The former would pass onto the central winery to be bottled and labeled. The latter would make contact with the French oak casks to mature inside the underground cellar. Three factors are essential in the basement: a steady temperature, constant humidity and dim light.
The wooden casks are used during two or three years; afterwards, they are discarded. While inside the casks, the enologists continue to control de wine, analyzing the sugar, acidity and chromatic features of the product, until the end of the process.
We learned that in the last few years it has become usual for some white wine to age in wood to manage more body, intense aromas and strong personality. Its pigments or flavonoids increase the yellowish hue.
Sparks to Toast
The longed-for moment to start learning how to make sparkling wine or champagne finally arrived. Bianchi is specialized only in extra brut and uses a French method called champenoise.
We paid attention to the details described by Guillermo and found out two varieties of grape are used in a certain proportion: white chardonay and red pinot noir. The harvest is carried out early and the winemaking process is the same as for white wine, that is to say, that the skin is removed so that the must is not tinged.
The base wine is passed into a thicker bottle that may bear the inner pressure in order to undergo a second fermentation. For such purpose, yeast and a small amount of sugar, called the liqueur de tirage, is added as well as selected grapes.
Guillermo answered some questions saying that: “Powder clarifiers, such as bentonite, are incorporated. It resembles volcanic soil, increases volume and carbon dioxide gas is generated inside the bottle. Sediments decant on the bottom and a temporary cork is used”.
They ferment during 30 days and then remain 18 months in the cellar waiting for aromas and flavors to mature and to achieve more complexity. The next step is autolysis, that is to say, the integration of yeast that will do their job and die.
The guide said: “When they precipitate, the lees will settle in the bottle shoulder and neck.

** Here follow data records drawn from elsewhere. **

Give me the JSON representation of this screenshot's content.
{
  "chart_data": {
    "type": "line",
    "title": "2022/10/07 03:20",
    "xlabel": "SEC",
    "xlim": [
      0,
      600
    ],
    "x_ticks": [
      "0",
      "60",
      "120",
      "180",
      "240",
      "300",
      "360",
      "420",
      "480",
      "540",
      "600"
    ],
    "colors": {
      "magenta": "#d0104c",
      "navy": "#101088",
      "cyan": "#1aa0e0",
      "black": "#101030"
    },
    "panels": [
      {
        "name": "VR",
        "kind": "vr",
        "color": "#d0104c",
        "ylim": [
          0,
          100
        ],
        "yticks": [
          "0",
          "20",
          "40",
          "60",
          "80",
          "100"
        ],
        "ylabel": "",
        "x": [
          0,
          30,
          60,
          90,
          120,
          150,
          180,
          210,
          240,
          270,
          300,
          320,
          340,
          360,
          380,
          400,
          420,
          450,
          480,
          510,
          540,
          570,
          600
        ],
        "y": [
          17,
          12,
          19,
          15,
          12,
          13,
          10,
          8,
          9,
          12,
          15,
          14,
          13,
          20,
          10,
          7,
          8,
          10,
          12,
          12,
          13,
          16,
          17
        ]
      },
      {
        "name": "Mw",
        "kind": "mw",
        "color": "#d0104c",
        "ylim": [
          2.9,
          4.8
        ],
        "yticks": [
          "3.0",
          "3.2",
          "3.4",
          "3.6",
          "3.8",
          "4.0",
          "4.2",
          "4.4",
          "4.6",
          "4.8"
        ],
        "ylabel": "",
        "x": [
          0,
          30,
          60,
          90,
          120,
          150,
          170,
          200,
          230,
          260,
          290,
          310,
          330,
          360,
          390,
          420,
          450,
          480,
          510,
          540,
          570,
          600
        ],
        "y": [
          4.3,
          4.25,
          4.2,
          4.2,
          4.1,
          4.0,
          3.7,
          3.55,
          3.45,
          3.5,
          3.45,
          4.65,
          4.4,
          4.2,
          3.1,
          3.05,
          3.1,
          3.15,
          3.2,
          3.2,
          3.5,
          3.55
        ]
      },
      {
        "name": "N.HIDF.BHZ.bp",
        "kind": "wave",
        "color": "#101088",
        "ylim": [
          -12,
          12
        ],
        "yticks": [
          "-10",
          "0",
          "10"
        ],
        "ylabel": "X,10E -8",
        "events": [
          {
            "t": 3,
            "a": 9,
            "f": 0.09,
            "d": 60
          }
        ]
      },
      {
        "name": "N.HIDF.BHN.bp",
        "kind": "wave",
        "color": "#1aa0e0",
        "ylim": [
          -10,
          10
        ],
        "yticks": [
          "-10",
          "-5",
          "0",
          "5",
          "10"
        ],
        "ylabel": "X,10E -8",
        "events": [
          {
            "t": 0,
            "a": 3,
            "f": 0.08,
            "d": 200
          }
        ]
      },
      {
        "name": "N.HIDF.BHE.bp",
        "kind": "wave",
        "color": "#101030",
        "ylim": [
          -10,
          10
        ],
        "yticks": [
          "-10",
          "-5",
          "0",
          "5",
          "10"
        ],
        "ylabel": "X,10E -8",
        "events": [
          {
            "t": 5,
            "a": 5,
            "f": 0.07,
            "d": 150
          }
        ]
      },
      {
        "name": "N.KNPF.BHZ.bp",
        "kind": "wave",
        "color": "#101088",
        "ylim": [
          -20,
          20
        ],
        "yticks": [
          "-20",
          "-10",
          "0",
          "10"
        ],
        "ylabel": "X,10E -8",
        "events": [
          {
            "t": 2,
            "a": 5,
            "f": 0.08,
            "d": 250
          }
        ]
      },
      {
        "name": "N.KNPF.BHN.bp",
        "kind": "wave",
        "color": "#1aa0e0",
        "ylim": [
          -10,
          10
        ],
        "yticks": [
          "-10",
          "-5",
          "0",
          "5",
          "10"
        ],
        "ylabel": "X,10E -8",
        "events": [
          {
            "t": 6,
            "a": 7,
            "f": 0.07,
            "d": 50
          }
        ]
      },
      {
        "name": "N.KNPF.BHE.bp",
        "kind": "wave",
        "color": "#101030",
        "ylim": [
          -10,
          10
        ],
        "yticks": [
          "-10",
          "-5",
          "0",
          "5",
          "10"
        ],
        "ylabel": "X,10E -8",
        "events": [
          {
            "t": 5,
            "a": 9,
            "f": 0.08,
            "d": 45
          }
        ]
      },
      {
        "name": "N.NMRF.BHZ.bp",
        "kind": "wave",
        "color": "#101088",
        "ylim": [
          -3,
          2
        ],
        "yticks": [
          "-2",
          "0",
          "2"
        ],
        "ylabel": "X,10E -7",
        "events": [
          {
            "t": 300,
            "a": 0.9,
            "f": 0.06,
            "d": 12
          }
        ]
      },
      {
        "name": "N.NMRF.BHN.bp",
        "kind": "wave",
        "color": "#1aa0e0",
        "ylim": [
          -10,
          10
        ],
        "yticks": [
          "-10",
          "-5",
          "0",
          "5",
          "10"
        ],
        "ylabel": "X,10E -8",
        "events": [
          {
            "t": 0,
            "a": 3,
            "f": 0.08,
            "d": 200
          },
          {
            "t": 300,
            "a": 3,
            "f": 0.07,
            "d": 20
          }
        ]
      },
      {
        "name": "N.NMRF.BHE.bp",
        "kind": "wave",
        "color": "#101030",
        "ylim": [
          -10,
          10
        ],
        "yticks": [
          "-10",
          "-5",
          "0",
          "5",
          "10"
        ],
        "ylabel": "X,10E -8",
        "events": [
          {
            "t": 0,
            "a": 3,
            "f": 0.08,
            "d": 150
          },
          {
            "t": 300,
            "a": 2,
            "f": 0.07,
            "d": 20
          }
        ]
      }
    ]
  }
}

How do we remove them? Some machines performing soft movements transfer the sediment to the bottle neck. Afterwards, the bottles are passed onto a cold chamber where the content is stabilized and the necks are frozen”.

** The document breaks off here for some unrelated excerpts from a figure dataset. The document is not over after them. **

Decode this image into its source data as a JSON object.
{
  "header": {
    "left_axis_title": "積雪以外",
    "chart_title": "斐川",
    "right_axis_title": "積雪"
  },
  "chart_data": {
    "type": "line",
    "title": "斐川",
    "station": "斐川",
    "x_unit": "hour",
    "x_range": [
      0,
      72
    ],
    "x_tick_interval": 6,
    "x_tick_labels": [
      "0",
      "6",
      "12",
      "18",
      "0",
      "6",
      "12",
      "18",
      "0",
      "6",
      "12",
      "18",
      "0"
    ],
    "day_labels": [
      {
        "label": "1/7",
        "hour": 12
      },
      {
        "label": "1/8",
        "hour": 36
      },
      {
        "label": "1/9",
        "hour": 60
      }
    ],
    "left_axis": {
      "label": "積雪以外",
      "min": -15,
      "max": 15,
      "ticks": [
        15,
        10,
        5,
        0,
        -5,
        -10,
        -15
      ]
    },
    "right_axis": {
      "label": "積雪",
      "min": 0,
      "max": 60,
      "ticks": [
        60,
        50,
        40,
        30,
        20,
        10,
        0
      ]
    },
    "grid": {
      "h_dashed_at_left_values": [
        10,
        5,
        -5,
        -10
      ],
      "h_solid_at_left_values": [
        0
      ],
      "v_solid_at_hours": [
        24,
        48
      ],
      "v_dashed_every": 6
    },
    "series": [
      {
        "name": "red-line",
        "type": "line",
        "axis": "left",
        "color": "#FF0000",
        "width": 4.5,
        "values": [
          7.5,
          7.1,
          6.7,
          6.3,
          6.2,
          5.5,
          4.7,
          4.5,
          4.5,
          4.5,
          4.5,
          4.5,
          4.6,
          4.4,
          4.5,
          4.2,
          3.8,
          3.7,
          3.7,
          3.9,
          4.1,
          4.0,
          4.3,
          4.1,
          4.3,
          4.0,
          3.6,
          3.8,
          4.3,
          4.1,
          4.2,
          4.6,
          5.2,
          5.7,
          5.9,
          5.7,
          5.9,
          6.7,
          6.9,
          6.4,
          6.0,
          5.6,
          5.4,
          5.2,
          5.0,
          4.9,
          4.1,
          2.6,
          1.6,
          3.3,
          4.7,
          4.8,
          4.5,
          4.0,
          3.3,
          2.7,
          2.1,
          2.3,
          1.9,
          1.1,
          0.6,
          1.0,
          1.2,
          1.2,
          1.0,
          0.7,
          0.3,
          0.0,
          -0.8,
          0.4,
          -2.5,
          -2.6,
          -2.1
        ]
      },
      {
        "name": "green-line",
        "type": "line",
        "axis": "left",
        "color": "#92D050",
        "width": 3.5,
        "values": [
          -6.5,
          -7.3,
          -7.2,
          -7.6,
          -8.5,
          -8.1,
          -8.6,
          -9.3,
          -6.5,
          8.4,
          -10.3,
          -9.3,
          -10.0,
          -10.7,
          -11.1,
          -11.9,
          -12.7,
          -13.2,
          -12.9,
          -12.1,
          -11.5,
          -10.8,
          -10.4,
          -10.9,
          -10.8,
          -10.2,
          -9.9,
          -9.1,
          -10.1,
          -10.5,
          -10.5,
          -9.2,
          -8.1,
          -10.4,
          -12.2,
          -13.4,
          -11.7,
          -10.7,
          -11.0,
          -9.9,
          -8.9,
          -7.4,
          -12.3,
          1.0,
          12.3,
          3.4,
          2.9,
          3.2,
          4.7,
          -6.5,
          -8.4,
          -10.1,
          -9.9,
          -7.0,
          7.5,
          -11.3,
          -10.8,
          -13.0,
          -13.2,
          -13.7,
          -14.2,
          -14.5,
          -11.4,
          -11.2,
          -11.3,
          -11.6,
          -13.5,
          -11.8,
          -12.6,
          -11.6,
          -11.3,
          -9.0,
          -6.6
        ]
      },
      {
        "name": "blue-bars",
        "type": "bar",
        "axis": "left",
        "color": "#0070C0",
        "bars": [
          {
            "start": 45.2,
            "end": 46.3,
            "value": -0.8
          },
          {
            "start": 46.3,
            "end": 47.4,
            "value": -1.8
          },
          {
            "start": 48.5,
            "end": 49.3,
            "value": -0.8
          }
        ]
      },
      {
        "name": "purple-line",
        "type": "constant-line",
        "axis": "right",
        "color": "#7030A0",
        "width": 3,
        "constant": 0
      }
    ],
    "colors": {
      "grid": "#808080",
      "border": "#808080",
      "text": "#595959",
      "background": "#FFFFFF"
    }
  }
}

The bottles are opened by hand and the carbon dioxide inside the bottle forces out the sediment plug. At least three pressure atmospheres should remain in the bottle so that the wine is considered sparkling. Then the liqueur d’expédition is added. Afterwards, a cork is inserted with a wire cage and the labels are placed.
Happy New Year... Feliz Año Nuevo... Feliz Ano Novo
The entire process is almost a craft and it takes two years. The same method has been used ever since the seventeenth century, the times of French monk don Perignon. Only some parts of the process have been enhanced through the use of machinery.
Sommelier Guillermo Oyarzú accompanied us to the spacious hall with huge windows overlooking the vineyards. He made us taste the young lines which had not been stored in wood, the Particular line and the Famiglia Bianchi line.
In each case, his clear explanation let us perceive the aromas, the taste in mouth and the finish of the wines offered. The line variety is very broad and new tastes such as port, DO line or Teatro Colón collection, to name a few, are constantly incorporated .
The history of the winery and of the Bianchi family, the knowledge and the cordiality shown by Guillermo made us promise to go back, with more time to spare, a time worthy of the serenity of good wine.